PO24 Presentation Time: 7:40 AM

Purpose

To quantify the impact of intraoperative MRI-guidance on implant quality for patients receiving brachytherapy (BT) for cervical cancer by calculating dose to the HR-CTV and OARs at three stages of the implant procedure.

Materials and Methods

Three patients enrolled on an IRB-approved prospective clinical trial were treated with EBRT followed by two fractions of pulsed-dose rate (PDR) brachytherapy. For each patient, one of the two PDR implants was performed in a dedicated MRI-Operating Room (MRI-OR) using 3.0 T MRI-guidance (Discovery MR750w, GE Healthcare, Waukesha, WI). An Advanced Gynecological Applicator (AGA) was used for each of the implants. Straight or straight and oblique needle trajectories were used. 3D T2-weighted MRI scans were acquired at three time points during the procedure: (1) following placement of the intracavitary components of the hybrid applicator (initial); (2) following initial needle selection and advancement (intermediate); and (3) following final modifications of implant position (final). The first scan was used to inform needle selection and estimate the appropriate advancement depth for each needle. The second scan was used to determine if modifications to the implant were necessary, including advancement of additional needles, removal of previously advanced needles, or modification of advancement depth. The final scan was used to generate a clinical plan for patient treatment. The titanium obturators used to advance the needles were replaced with C4 positive-contrast imaging markers (C4 Imaging, Houston, TX) prior to each scan to facilitate needle digitization during treatment planning. Retrospective plans were generated on the initial and intermediate scans for each of the three patients and compared to the final plans used for treatment.
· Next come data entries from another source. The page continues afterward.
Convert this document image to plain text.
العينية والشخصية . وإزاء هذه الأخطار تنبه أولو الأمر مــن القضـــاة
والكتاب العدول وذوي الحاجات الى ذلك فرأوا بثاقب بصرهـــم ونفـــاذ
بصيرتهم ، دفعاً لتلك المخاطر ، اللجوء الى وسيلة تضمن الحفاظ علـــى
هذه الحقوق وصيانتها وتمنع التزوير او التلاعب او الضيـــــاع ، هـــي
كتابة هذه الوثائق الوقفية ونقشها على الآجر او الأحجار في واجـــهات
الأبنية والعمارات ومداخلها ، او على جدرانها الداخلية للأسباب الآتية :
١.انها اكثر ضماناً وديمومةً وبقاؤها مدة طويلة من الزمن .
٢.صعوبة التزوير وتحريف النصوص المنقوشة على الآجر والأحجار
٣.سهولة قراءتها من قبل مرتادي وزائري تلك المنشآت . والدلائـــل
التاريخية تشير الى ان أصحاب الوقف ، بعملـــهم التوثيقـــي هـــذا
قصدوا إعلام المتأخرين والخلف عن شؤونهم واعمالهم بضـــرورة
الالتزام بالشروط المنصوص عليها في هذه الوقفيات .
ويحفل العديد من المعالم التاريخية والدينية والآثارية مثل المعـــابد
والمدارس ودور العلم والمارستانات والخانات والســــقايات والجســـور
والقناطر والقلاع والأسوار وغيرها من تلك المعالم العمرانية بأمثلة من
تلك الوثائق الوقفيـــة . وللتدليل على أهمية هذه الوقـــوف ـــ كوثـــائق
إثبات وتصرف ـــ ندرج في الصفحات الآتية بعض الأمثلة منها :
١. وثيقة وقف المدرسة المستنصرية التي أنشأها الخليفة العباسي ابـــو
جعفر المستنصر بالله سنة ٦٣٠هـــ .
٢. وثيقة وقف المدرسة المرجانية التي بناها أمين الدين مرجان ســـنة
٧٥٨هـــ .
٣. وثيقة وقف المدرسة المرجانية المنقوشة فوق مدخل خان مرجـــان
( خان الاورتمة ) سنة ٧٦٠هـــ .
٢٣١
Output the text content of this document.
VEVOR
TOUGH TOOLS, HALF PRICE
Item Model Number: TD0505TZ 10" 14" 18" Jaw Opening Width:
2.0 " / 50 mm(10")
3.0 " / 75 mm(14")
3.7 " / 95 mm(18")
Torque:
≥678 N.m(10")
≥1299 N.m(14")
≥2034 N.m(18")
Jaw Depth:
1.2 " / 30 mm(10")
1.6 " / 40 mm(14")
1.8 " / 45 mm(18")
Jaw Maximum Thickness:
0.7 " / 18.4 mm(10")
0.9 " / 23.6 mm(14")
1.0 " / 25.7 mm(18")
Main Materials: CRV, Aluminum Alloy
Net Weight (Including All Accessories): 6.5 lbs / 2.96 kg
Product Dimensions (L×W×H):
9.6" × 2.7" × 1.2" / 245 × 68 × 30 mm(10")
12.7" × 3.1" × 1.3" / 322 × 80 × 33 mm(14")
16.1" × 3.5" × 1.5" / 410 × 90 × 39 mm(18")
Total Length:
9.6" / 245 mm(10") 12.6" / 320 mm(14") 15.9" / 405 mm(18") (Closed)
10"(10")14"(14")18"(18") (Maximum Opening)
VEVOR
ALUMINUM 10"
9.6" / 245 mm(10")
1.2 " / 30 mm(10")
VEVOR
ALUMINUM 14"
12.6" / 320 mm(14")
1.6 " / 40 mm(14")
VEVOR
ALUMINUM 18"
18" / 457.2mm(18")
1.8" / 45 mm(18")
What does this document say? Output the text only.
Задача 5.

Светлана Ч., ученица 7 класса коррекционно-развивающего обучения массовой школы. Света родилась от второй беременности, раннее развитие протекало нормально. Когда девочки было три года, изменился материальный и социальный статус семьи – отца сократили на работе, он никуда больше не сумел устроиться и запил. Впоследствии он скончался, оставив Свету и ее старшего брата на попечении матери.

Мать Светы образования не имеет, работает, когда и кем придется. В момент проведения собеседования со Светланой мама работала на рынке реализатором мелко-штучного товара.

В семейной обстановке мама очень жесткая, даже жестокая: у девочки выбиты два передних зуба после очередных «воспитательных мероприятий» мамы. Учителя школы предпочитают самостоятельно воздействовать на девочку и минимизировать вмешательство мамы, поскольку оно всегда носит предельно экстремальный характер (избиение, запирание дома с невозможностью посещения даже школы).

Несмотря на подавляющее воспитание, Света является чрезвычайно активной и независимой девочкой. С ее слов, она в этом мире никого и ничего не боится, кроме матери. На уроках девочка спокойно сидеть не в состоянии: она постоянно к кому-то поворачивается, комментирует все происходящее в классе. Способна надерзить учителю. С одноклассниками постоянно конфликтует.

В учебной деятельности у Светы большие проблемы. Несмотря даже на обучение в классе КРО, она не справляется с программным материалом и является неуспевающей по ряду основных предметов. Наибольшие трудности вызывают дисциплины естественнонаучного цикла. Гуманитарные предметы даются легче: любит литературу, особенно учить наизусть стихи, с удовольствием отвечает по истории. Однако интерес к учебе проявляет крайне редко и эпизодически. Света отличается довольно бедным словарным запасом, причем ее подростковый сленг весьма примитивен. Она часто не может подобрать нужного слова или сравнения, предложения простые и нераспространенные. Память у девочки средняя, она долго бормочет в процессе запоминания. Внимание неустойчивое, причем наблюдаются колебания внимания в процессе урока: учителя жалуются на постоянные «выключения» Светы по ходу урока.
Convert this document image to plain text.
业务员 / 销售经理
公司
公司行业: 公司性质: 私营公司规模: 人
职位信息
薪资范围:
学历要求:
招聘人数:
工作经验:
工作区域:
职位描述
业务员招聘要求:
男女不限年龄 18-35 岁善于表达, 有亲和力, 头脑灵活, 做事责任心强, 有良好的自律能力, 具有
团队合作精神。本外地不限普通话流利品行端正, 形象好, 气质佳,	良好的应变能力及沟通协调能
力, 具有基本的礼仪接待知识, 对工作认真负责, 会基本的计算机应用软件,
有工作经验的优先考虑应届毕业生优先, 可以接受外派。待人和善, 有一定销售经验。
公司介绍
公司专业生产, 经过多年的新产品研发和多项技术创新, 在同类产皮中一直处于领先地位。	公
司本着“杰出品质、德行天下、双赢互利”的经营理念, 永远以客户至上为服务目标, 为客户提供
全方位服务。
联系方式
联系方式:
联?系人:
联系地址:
AGA solid applicator models were registered to the initial and intermediate MRI scans. Needles present at the time of scanning were manually digitized in the Oncentra Treatment Planning System (Elekta, Stockholm, Sweden). Clinical treatment plans were optimized to meet EMBRACE dose constraints. For a given patient, the initial and intermediate plans were optimized to escalate dose to the HR-CTV without exceeding the clinical doses delivered to the OARs. The dose-limiting structure varied based on the patient's anatomy and implant geometry. For each patient, the HR-CTV D90 and bladder, rectum, and sigmoid D2cc doses were compared between the initial, intermediate, and final plans.

Results

One needle was advanced during the first patient's implant. Activity was loaded into the tandem, ovoids, needle, and vaginal caps. The dose to the HR-CTV increased by 4.6 Gy between the initial and intermediate plans and 3.0 Gy between the intermediate and final plan used for treatment. The final dose to the HR-CTV was 10.2% greater than the initial HR-CTV dose. Five needles were advanced for the second patient. The dose to the HR-CTV increased by 3.8 Gy between the initial and intermediate implants and 0.96 Gy between the intermediate and final plan used for treatment. The final dose to the HR-CTV was 5.8% greater than the initial HR-CTV dose. Eight needles were advanced for the third patient. Dose to the HR-CTV increased by 8.3 Gy between the initial and intermediate implants and 5.7 Gy between the intermediate and final plans. The final dose to the HR-CTV was 19.7% greater than the initial HR-CTV dose. None of the OAR doses in the initial or intermediate plans exceeded the OAR doses delivered clinically.

Conclusions

Performing interstitial implants using an AGA under MRI-guidance improves implant quality, defined by dose escalation to the HR-CTV and maintenance of OAR doses.